Paul Laurence Dunbar Talent & Versatility Allowed Him to Succeed in Two Worlds

by | May 2, 2016 | Profiles in Black History | 0 comments

Poet and author Paul Laurence Dunbar was so talented and versatile that he succeeded in two worlds. He was so adept at writing verse in Black dialect thaqt he becameknown as the “poet of his people,” while also cultivating a white audience that appreciated his brilliance and value of his work.

Majors and Minors (1895), Dunbar’s second collection of verse, financed by several white friends, was a remarkable work containing standard English. Melodic and rhythmical, his lines in this and other works often sing and swing along gloriously. When the country’s reigning literary critic, William Dean Howells reviewed majors and Minors favorably, Dunbar became famous. And Howells’, introduction in Lyric of Lowly Life (1896) helped make Dunbar the most popular African-American writer in America at the time.

Dunbar had plenty of experience bridging racial gaps. Despite being the only African-American in his class at Central high school in Dayton, Ohio, he was well liked by teachers and classmates and was elected president of the school literary society and editor of the school paper in his senior year.

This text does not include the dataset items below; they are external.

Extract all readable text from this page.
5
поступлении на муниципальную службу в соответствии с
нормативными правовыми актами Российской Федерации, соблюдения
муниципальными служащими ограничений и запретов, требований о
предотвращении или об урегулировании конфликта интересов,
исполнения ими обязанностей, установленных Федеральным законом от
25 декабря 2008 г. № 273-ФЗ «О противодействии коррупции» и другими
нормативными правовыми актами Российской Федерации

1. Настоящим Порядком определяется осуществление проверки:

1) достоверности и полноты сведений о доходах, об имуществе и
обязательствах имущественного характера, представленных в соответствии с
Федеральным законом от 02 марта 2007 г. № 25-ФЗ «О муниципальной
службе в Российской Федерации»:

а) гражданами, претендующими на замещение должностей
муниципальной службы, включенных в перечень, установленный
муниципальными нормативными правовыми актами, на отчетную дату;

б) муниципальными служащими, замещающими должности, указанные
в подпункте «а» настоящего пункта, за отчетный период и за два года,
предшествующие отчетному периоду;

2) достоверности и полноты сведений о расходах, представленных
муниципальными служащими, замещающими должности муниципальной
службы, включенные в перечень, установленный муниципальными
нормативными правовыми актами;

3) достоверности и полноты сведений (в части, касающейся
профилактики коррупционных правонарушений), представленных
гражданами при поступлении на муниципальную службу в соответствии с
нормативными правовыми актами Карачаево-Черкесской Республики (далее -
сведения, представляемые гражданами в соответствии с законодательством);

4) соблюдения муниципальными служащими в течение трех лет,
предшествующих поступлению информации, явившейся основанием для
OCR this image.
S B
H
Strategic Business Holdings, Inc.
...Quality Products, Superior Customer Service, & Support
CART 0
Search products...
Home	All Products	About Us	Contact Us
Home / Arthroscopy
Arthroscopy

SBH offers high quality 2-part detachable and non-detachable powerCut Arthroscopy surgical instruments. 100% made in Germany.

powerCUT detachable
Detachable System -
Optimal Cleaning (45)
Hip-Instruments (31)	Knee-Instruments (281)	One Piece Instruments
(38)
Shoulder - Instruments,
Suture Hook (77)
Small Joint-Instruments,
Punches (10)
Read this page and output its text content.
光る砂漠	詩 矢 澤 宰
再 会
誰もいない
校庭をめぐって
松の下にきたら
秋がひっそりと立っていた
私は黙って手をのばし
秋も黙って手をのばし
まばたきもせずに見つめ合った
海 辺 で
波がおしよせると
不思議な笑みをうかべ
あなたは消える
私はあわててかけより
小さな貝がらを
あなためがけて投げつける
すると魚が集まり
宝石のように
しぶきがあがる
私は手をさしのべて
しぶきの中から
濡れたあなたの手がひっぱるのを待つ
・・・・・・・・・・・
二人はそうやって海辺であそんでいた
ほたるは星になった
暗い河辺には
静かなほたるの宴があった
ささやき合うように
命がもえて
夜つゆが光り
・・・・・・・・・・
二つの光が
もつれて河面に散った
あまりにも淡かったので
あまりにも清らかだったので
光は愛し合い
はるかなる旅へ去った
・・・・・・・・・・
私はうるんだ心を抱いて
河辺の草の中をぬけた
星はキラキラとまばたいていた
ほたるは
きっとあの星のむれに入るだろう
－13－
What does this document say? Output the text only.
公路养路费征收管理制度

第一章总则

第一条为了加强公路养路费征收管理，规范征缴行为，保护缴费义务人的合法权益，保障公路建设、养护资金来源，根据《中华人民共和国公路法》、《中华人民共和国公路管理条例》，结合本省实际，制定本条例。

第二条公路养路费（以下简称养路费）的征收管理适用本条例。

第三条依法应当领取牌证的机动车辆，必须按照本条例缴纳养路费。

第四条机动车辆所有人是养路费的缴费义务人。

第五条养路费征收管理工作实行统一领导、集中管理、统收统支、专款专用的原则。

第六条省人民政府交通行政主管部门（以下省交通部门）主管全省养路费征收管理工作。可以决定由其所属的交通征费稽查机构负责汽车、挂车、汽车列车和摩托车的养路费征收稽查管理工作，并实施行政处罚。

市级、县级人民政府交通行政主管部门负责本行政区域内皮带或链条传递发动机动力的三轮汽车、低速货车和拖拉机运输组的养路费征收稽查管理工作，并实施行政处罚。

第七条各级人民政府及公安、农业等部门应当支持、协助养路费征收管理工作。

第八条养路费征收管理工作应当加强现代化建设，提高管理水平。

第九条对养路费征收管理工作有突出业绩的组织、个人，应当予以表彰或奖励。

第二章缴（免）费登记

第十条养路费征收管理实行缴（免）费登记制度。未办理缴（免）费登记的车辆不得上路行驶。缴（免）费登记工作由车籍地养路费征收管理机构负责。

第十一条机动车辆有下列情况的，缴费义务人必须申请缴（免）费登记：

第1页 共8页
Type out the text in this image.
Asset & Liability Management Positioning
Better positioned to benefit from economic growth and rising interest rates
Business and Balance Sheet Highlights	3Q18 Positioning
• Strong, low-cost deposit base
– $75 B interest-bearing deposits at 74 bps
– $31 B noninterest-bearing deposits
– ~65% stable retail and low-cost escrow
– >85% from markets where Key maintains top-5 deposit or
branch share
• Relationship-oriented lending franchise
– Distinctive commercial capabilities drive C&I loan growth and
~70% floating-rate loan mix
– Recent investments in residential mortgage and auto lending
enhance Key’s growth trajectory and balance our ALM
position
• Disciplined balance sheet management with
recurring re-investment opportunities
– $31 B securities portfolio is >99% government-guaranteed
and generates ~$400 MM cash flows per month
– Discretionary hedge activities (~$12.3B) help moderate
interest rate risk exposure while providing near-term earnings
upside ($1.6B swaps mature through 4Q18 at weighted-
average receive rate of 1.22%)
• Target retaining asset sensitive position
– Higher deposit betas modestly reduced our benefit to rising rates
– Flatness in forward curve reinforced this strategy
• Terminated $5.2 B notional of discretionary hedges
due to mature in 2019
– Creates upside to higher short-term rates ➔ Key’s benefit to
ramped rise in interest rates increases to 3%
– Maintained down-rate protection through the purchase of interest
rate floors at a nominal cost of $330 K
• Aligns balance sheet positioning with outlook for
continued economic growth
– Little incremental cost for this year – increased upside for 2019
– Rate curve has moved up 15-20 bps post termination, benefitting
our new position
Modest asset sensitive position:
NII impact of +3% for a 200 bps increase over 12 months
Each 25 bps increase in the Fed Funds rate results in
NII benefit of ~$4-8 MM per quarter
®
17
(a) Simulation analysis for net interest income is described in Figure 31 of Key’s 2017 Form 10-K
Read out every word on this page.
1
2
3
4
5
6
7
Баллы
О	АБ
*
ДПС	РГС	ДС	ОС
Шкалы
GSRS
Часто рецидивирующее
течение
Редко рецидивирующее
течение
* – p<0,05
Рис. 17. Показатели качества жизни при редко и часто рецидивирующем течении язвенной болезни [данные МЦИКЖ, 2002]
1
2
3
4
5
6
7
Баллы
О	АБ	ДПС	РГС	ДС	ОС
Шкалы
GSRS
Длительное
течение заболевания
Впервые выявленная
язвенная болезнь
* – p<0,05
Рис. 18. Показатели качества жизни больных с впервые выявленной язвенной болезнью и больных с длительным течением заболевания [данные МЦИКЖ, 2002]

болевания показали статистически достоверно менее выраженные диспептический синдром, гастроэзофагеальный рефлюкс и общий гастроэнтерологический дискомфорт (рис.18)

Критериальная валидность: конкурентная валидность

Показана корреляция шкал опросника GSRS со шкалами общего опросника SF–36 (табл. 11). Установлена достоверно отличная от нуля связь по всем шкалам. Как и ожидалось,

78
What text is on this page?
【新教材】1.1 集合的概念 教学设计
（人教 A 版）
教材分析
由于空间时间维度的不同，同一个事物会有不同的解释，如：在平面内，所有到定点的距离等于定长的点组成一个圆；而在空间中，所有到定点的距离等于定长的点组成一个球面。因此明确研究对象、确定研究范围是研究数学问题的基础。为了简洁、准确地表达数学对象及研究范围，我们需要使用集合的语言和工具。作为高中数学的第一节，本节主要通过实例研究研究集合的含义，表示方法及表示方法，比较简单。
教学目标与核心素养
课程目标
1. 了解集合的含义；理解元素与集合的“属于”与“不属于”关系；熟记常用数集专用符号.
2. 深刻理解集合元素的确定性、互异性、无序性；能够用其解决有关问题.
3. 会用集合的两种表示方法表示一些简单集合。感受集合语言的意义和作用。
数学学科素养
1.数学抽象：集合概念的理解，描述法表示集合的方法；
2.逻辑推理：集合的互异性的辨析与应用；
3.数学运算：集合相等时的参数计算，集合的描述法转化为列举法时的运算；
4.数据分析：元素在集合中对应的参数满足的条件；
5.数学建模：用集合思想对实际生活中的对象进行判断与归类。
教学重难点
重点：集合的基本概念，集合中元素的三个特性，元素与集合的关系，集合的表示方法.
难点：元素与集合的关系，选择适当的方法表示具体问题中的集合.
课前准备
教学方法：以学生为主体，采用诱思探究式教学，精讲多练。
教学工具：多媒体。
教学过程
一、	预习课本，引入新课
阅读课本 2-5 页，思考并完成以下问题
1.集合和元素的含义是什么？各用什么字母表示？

Even though he reached a point when publications competed for anything (poems, short stories, novels, prose, sketches, plays and musical lyrics) that sprang from his fertile mind, Dunbar wrote for a living and had to please popular reading tastes for light, romantic, and sentimental. But he did publish a few pieces that spoke out gently against the typical treatment of his people, including “We Wear the Mask” and “The Haunted Oak,” an anti-lynching poem.

Despite worsening health from the tuberculosis he succumbed to at age 34 in 1906, Dunbar produced four collections of short stories and a quartet of novels in a creative outpouring between 1898 and 1904.

Paul Laurence Dunbar

His most notable short-story collections were Folks From Dixie and The Heart of Happy Hollow, and his novels included The Fanatics, a tale of political conflict involving two Civil War families, and the The Sport of the Gods, about injustice suffered by an innocent African-American family.